In remarks at the United Nations in New York, a senior Saudi diplomat suggested both Russia and Assad’s other main ally Iran could not claim to fight Islamic State “terrorism” at the same time as supporting the “terrorism” of the Syrian authorities.
Saudi ambassador Abdallah Al-Mouallimi expressed “profound concern regarding the military operations which Russian forces have carried out in Homs and Hama today, places where ISIS forces are not present. These attacks led to a number of innocent victims. We demand it stop immediately and not recur.”

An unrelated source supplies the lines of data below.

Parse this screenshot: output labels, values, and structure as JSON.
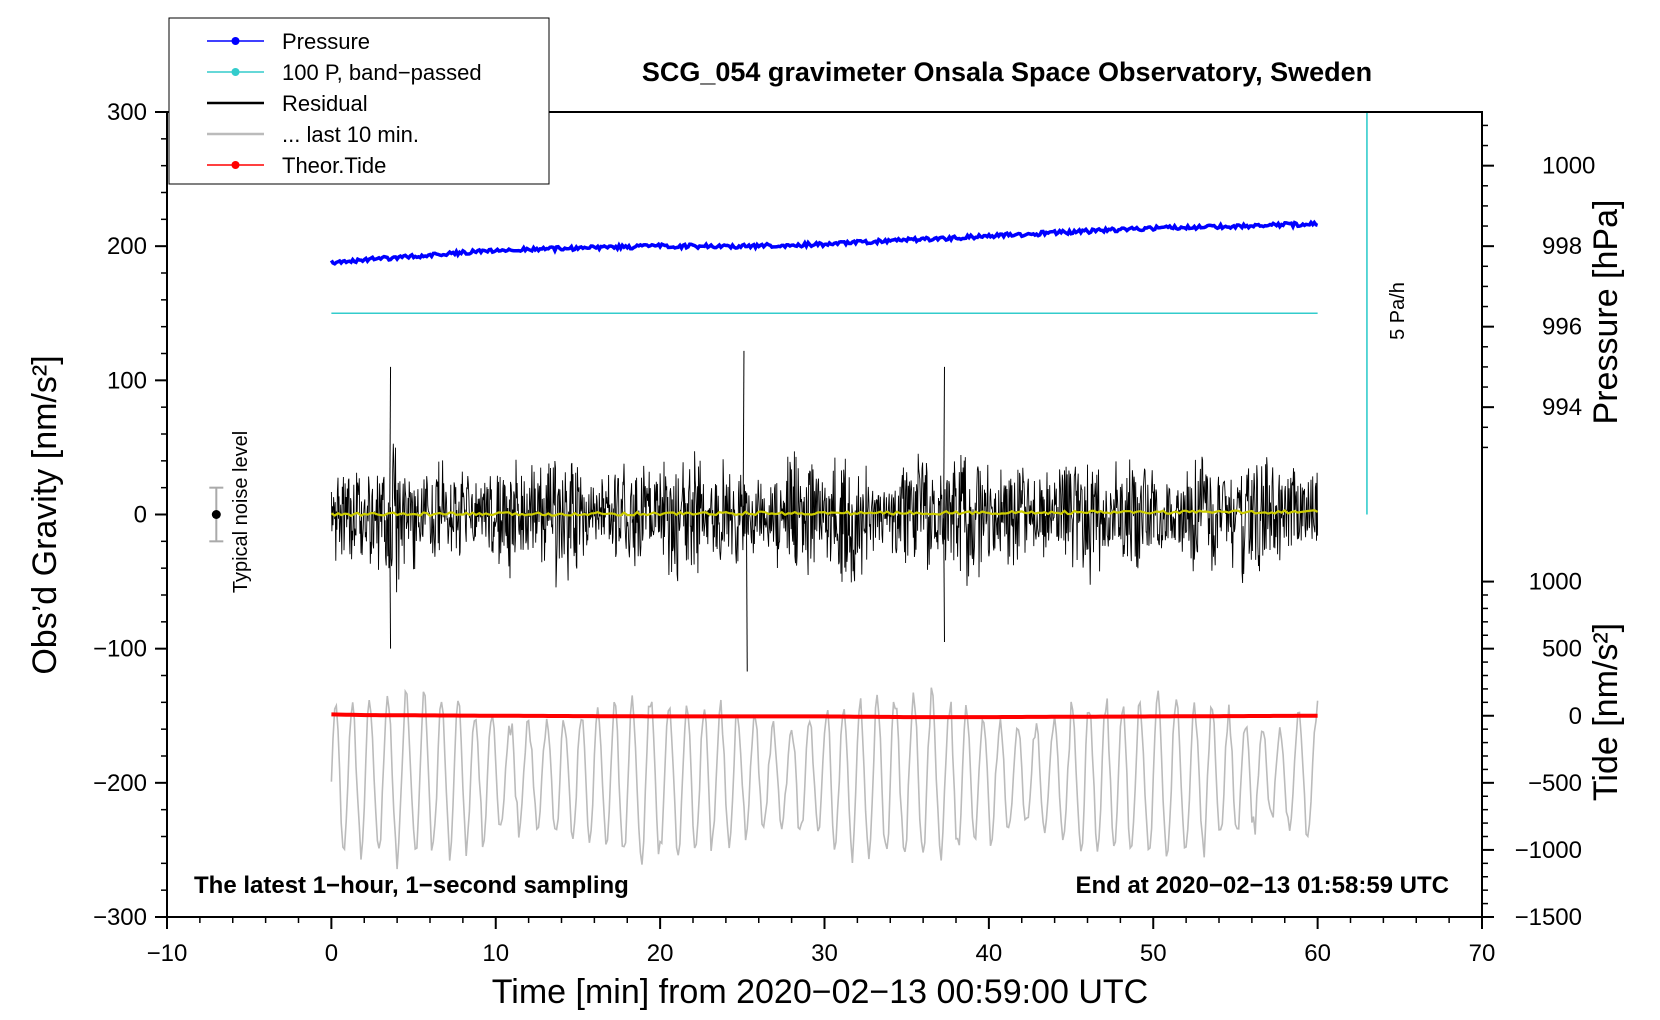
{
  "chart_data": {
    "type": "line",
    "title": "SCG_054 gravimeter Onsala Space Observatory, Sweden",
    "xlabel": "Time [min] from 2020−02−13 00:59:00 UTC",
    "ylabel_left": "Obs’d Gravity [nm/s²]",
    "ylabel_right_pressure": "Pressure [hPa]",
    "ylabel_right_tide": "Tide [nm/s²]",
    "xlim": [
      -10,
      70
    ],
    "ylim": [
      -300,
      300
    ],
    "x_ticks": [
      -10,
      0,
      10,
      20,
      30,
      40,
      50,
      60,
      70
    ],
    "x_tick_labels": [
      "−10",
      "0",
      "10",
      "20",
      "30",
      "40",
      "50",
      "60",
      "70"
    ],
    "y_ticks": [
      -300,
      -200,
      -100,
      0,
      100,
      200,
      300
    ],
    "y_tick_labels": [
      "−300",
      "−200",
      "−100",
      "0",
      "100",
      "200",
      "300"
    ],
    "pressure_axis": {
      "ticks": [
        994,
        996,
        998,
        1000
      ],
      "tick_labels": [
        "994",
        "996",
        "998",
        "1000"
      ],
      "ref_value": 998,
      "ref_gravity": 200,
      "units_per_hpa": 30
    },
    "tide_axis": {
      "ticks": [
        -1500,
        -1000,
        -500,
        0,
        500,
        1000
      ],
      "tick_labels": [
        "−1500",
        "−1000",
        "−500",
        "0",
        "500",
        "1000"
      ],
      "ref_value": -1500,
      "ref_gravity": -300,
      "units_per_nms2": 0.1
    },
    "legend": {
      "position": "top-left",
      "entries": [
        {
          "label": "Pressure",
          "color": "#0000ff",
          "marker": true
        },
        {
          "label": "100 P, band−passed",
          "color": "#33cccc",
          "marker": true
        },
        {
          "label": "Residual",
          "color": "#000000",
          "marker": false
        },
        {
          "label": "... last 10 min.",
          "color": "#bbbbbb",
          "marker": false
        },
        {
          "label": "Theor.Tide",
          "color": "#ff0000",
          "marker": true
        }
      ]
    },
    "series": [
      {
        "name": "Pressure",
        "color": "#0000ff",
        "axis": "pressure",
        "x": [
          0,
          5,
          10,
          15,
          20,
          25,
          30,
          35,
          40,
          45,
          50,
          55,
          60
        ],
        "values": [
          997.6,
          997.75,
          997.9,
          997.95,
          998.0,
          998.0,
          998.05,
          998.15,
          998.25,
          998.35,
          998.45,
          998.5,
          998.55
        ]
      },
      {
        "name": "100 P, band−passed",
        "color": "#33cccc",
        "axis": "gravity",
        "x": [
          0,
          60
        ],
        "values": [
          150,
          150
        ]
      },
      {
        "name": "Residual",
        "color": "#000000",
        "axis": "gravity",
        "x_range": [
          0,
          60
        ],
        "approx_amplitude": 50,
        "peaks": [
          {
            "x": 3.6,
            "y": 110
          },
          {
            "x": 3.6,
            "y": -100
          },
          {
            "x": 25.1,
            "y": 122
          },
          {
            "x": 25.3,
            "y": -117
          },
          {
            "x": 37.3,
            "y": 110
          },
          {
            "x": 37.3,
            "y": -95
          }
        ]
      },
      {
        "name": "Residual mean",
        "color": "#cccc00",
        "axis": "gravity",
        "x": [
          0,
          60
        ],
        "values": [
          0,
          2
        ]
      },
      {
        "name": "... last 10 min.",
        "color": "#bbbbbb",
        "axis": "gravity",
        "x_range": [
          0,
          60
        ],
        "center": -195,
        "approx_amplitude": 40,
        "min": -265,
        "max": -120
      },
      {
        "name": "Theor.Tide",
        "color": "#ff0000",
        "axis": "tide",
        "x": [
          0,
          2,
          10,
          20,
          30,
          35,
          40,
          50,
          60
        ],
        "values": [
          10,
          5,
          0,
          -5,
          -5,
          -10,
          -10,
          -5,
          0
        ]
      }
    ],
    "annotations": {
      "noise_label": "Typical noise level",
      "noise_level": {
        "x": -7,
        "center": 0,
        "half_range": 20
      },
      "rate_label": "5 Pa/h",
      "rate_bar": {
        "x": 63,
        "from": 0,
        "to": 300
      },
      "bottom_left": "The latest 1−hour, 1−second sampling",
      "bottom_right": "End at 2020−02−13 01:58:59 UTC"
    }
  }
}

“As for those countries that have claimed recently to join in the fight against ISIS terrorism, they can’t do that at the same time as they support the terrorism of the Syrian regime and its terrorist foreign allies like Hezbollah and the Quds Force and other terrorist sectarian groups,” he added in comments broadcast by Saudi-owned al-Arabiya television.
ISIS is a common acronym for Islamic State, also known as ISIL. Lebanon’s Hezbollah Shi’ite militia openly fights on behalf of Assad’s government, and the Quds Force, part of Iran’s elite Revolutionary Guards, is also widely believed to be aiding Damascus.

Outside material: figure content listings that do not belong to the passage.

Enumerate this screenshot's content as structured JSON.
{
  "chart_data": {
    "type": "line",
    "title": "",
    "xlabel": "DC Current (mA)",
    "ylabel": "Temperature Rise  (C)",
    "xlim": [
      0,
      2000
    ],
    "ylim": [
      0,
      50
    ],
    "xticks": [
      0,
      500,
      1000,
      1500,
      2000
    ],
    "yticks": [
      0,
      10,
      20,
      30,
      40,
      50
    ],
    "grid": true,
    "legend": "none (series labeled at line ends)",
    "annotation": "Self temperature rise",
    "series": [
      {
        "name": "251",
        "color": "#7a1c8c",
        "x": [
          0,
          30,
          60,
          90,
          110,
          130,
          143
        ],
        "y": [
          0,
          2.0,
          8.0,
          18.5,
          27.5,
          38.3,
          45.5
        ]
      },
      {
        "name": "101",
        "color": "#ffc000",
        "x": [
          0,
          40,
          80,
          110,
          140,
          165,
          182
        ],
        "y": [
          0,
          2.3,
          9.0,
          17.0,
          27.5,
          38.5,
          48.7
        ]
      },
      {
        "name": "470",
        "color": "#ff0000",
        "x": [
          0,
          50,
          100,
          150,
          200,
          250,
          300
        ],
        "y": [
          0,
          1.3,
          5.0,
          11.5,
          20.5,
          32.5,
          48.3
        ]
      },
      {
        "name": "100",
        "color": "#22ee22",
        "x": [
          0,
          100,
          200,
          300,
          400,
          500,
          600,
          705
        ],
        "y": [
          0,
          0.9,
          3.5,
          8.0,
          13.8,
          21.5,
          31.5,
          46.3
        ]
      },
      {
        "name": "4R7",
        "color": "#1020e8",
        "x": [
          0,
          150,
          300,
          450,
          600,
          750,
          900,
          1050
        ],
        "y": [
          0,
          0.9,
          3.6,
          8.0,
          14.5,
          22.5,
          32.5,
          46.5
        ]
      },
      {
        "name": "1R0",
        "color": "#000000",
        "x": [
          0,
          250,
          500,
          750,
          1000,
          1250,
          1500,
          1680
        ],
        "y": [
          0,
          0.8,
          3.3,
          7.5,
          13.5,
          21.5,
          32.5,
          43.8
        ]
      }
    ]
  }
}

Russia on Wednesday launched its first air strikes in Syria since the country’s civil war began in 2011, giving an hour’s notice to the United States, which has led a coalition of Western allies and regional states flying missions for a year.
Russia’s move looks likely to chill a tentative detente begun this year between Russia and Saudi Arabia despite their backing for opposing sides in Syria’s conflict and their differences over the issue of Iran’s nuclear program.

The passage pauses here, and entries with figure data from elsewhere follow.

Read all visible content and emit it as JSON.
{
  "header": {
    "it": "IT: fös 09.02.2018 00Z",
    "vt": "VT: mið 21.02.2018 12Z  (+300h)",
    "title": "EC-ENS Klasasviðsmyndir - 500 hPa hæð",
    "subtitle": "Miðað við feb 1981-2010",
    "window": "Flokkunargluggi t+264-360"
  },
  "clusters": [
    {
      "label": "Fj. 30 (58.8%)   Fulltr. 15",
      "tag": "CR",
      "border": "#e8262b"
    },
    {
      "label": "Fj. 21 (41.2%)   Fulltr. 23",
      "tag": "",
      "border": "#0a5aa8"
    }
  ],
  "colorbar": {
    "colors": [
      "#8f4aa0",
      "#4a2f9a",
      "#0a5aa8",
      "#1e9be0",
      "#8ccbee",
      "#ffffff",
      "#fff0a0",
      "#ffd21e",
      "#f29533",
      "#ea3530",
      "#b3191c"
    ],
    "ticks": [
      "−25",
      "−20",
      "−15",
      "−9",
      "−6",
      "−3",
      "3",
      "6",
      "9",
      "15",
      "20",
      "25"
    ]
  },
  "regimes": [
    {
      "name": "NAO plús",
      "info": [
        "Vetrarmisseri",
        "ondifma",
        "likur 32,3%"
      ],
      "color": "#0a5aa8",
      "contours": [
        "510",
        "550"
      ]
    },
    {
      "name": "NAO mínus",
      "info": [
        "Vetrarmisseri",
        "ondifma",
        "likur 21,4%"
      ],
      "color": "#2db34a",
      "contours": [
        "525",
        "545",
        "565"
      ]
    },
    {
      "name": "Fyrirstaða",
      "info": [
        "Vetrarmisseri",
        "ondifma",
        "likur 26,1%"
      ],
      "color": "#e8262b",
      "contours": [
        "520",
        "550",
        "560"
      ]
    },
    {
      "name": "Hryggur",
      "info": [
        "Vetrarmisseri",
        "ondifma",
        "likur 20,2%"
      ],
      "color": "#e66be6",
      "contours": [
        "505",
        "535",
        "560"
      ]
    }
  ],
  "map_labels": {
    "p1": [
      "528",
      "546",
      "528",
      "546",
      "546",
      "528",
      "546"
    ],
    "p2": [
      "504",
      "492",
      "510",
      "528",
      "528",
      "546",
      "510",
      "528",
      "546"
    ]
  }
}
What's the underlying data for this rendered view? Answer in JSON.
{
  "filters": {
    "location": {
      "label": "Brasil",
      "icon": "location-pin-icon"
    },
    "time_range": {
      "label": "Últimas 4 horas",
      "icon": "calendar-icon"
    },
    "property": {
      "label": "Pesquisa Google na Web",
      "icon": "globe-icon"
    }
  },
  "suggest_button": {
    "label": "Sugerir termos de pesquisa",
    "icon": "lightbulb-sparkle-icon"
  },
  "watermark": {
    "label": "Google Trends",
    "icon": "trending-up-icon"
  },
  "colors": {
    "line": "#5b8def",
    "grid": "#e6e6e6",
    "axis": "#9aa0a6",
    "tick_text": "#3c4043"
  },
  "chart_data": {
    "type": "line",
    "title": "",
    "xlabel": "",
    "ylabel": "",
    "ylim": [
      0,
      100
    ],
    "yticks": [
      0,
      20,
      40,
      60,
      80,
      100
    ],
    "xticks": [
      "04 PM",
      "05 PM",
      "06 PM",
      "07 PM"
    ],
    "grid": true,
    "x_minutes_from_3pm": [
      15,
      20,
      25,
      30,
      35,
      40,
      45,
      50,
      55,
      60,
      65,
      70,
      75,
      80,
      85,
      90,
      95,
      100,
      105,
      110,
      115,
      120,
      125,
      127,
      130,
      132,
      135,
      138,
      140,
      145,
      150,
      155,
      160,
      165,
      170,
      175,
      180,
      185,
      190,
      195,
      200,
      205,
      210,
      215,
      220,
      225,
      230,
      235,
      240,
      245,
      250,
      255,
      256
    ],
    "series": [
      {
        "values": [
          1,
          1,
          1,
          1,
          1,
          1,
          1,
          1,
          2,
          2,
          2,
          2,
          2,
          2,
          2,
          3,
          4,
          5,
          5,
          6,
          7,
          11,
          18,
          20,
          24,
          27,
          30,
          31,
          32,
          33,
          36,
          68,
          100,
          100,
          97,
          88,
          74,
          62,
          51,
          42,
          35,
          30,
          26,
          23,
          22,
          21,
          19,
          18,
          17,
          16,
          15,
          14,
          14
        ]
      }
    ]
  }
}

In June, the atmosphere appeared to improve when Deputy Crown Prince Mohammed bin Salman led a delegation of Saudi officials to Moscow and signed military and energy agreements.
The trip raised speculation about closer ties between the two countries. But that prospect now appears in question.
In an interview with al-Hayat newspaper published on Thursday, Saudi Foreign Minister Adel al-Jubeir said the two countries had many common interests on which to develop ties, but he noted continuing “lack of agreement” on Syria.
“I visited Russia, as did other Gulf officials. You know of the (positive) atmosphere that prevailed two months ago,” Jubeir was quoted as saying. “But all of a sudden Russia stepped up its military role in Syria and announced its political position backing Assad.”
Riyadh is still smarting over a Russian-Chinese veto in February 2012 of a U.N. Security Resolution drafted by the Saudis and backed by the West that Assad should step down.
It remains unclear whether Gulf Arab states would want the Syrian rebels they fund to engage Russian forces in battle - a prospect that would further upset the regional balance of power.
“The solution (in Syria) does not depend on Russia,” Jubeir told al-Hayat. “The principle is, firstly, that there is no role for Bashar al-Assad in Syria’s future. The second principle is to maintain the civil and military institutions in Syria in order to avoid chaos.”
A third point was to form a transitional council of all Syrians to help Syria move to a new stage, he said.